Le scénario d'attaque se déroulait en plusieurs étapes :

  • Un script JavaScript malveillant sur une page web établissait une connexion WebSocket vers le port de la passerelle OpenClaw sur localhost.
  • Le script brutalisait le mot de passe de la passerelle en exploitant l'absence de limitation de débit.
  • Après une authentification réussie avec des privilèges d'administrateur, le script s'enregistrait discrètement comme un appareil de confiance, automatiquement approuvé par la passerelle.
  • L'attaquant obtenait alors un contrôle total sur l'agent IA, lui permettant d'interagir, d'extraire des données de configuration, d'énumérer les nœuds connectés et de lire les journaux d'application.

OpenClaw a rapidement déployé un correctif avec la version 2026.2.25 le 26 février 2026. En outre, une vulnérabilité de "log poisoning" (empoisonnement des journaux) a également été corrigée (version 2026.2.13), permettant l'injection de contenu malveillant dans les fichiers journaux via des requêtes WebSocket, pouvant manipuler le raisonnement de l'agent.

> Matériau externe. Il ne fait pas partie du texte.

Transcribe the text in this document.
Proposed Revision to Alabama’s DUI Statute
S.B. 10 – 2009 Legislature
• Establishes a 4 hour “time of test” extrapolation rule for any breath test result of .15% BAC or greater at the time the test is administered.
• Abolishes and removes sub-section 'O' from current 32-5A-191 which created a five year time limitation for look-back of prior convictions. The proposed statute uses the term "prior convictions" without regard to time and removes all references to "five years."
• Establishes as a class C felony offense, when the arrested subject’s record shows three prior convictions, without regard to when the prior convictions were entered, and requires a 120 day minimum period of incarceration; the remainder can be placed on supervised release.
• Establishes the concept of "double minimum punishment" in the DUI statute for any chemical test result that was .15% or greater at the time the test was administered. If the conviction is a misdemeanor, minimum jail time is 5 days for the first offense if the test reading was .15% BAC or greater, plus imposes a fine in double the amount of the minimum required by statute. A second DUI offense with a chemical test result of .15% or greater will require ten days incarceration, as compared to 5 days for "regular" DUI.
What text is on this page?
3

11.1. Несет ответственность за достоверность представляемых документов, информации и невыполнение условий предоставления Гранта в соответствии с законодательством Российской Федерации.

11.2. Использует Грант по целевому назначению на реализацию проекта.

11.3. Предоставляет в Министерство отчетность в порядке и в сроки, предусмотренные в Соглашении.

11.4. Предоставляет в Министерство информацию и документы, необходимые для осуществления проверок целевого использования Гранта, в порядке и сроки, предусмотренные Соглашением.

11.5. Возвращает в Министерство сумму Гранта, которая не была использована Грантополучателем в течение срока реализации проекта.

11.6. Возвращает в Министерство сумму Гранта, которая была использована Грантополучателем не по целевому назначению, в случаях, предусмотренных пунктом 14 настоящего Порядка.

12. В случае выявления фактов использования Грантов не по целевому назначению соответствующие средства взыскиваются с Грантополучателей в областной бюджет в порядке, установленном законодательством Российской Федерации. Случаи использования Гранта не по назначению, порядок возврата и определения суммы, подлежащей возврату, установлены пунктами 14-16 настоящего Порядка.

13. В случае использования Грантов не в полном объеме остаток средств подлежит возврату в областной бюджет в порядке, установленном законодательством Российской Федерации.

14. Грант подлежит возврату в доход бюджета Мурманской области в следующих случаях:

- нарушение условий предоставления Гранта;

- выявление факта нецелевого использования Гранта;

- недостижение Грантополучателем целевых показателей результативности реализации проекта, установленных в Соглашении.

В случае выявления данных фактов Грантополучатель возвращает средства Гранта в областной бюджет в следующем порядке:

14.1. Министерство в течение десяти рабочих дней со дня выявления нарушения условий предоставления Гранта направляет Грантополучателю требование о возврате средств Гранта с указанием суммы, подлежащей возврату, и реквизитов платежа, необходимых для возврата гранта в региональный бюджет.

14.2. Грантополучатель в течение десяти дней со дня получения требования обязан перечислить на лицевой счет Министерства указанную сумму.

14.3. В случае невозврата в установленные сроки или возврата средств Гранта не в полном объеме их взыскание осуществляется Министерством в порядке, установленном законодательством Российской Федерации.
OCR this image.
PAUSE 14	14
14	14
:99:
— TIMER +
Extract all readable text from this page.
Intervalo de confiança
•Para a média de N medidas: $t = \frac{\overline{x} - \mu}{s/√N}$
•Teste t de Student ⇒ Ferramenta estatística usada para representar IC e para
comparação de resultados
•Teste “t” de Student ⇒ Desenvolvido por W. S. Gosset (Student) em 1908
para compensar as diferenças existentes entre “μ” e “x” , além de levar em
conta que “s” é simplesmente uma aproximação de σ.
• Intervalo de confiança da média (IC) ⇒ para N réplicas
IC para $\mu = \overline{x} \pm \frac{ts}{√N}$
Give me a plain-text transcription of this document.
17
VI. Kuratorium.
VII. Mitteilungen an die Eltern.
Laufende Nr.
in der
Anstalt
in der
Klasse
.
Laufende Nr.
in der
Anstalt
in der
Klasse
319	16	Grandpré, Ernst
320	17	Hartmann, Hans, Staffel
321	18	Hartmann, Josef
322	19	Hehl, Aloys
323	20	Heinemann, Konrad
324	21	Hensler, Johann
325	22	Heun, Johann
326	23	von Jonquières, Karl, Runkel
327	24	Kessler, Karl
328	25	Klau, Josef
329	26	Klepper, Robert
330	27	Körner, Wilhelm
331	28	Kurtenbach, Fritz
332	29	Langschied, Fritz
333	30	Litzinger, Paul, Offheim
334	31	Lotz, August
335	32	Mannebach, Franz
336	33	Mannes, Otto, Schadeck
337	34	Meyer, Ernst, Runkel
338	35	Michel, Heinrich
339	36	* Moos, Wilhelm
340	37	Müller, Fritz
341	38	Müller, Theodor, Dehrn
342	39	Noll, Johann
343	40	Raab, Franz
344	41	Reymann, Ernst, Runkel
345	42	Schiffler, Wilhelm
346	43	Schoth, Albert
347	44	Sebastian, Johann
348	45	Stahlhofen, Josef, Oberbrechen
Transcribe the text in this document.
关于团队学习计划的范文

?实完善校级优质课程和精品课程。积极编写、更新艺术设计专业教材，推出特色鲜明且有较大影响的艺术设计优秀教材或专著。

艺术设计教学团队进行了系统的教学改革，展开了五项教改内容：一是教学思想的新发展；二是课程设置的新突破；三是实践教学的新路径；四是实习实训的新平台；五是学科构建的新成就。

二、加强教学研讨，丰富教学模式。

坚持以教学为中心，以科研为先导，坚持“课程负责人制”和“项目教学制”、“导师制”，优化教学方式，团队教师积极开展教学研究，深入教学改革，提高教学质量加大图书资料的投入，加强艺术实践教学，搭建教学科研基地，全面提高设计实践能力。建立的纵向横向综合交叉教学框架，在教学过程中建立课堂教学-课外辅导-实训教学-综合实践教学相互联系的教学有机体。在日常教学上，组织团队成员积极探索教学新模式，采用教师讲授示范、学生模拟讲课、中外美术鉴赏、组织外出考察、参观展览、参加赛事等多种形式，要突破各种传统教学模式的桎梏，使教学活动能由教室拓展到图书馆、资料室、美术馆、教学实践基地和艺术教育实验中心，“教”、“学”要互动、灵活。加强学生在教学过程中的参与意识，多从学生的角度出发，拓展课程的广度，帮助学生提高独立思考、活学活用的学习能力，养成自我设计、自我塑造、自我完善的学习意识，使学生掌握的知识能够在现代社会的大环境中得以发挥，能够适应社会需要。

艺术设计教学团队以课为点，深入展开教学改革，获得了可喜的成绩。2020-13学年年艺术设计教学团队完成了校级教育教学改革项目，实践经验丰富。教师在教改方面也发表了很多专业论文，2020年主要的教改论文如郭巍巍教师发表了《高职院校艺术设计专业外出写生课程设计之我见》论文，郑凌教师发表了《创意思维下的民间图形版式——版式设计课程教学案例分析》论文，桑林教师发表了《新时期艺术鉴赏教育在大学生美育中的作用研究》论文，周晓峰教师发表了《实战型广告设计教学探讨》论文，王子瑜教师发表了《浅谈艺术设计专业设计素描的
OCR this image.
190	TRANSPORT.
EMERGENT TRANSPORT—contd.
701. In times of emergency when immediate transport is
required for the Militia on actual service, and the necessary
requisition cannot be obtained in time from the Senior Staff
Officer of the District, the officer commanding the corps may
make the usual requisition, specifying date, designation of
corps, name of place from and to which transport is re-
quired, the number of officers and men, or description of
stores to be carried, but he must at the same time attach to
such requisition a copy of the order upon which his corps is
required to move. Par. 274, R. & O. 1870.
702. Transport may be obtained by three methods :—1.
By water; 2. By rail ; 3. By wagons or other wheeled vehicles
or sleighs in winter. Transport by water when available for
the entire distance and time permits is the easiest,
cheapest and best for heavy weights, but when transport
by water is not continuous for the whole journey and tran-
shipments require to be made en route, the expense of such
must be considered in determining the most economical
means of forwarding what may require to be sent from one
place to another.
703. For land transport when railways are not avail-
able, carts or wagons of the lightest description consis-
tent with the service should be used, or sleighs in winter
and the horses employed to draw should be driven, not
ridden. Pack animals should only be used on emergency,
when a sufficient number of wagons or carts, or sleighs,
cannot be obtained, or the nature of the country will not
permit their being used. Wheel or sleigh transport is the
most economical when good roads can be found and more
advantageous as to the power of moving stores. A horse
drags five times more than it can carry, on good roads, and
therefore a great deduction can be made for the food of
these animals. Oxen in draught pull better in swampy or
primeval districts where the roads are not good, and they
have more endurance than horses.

Plusieurs autres CVE (CVE-2026-25593, CVE-2026-24763, CVE-2026-25157, CVE-2026-25475, CVE-2026-26319, CVE-2026-26322, CVE-2026-26329) ont été identifiées, menant à des exécutions de code à distance, des injections de commandes et des falsifications de requêtes côté serveur (SSRF).

Les recommandations incluent l'application immédiate des mises à jour, l'audit régulier des accès accordés aux agents IA et la mise en œuvre de contrôles de gouvernance appropriés pour les identités non-humaines.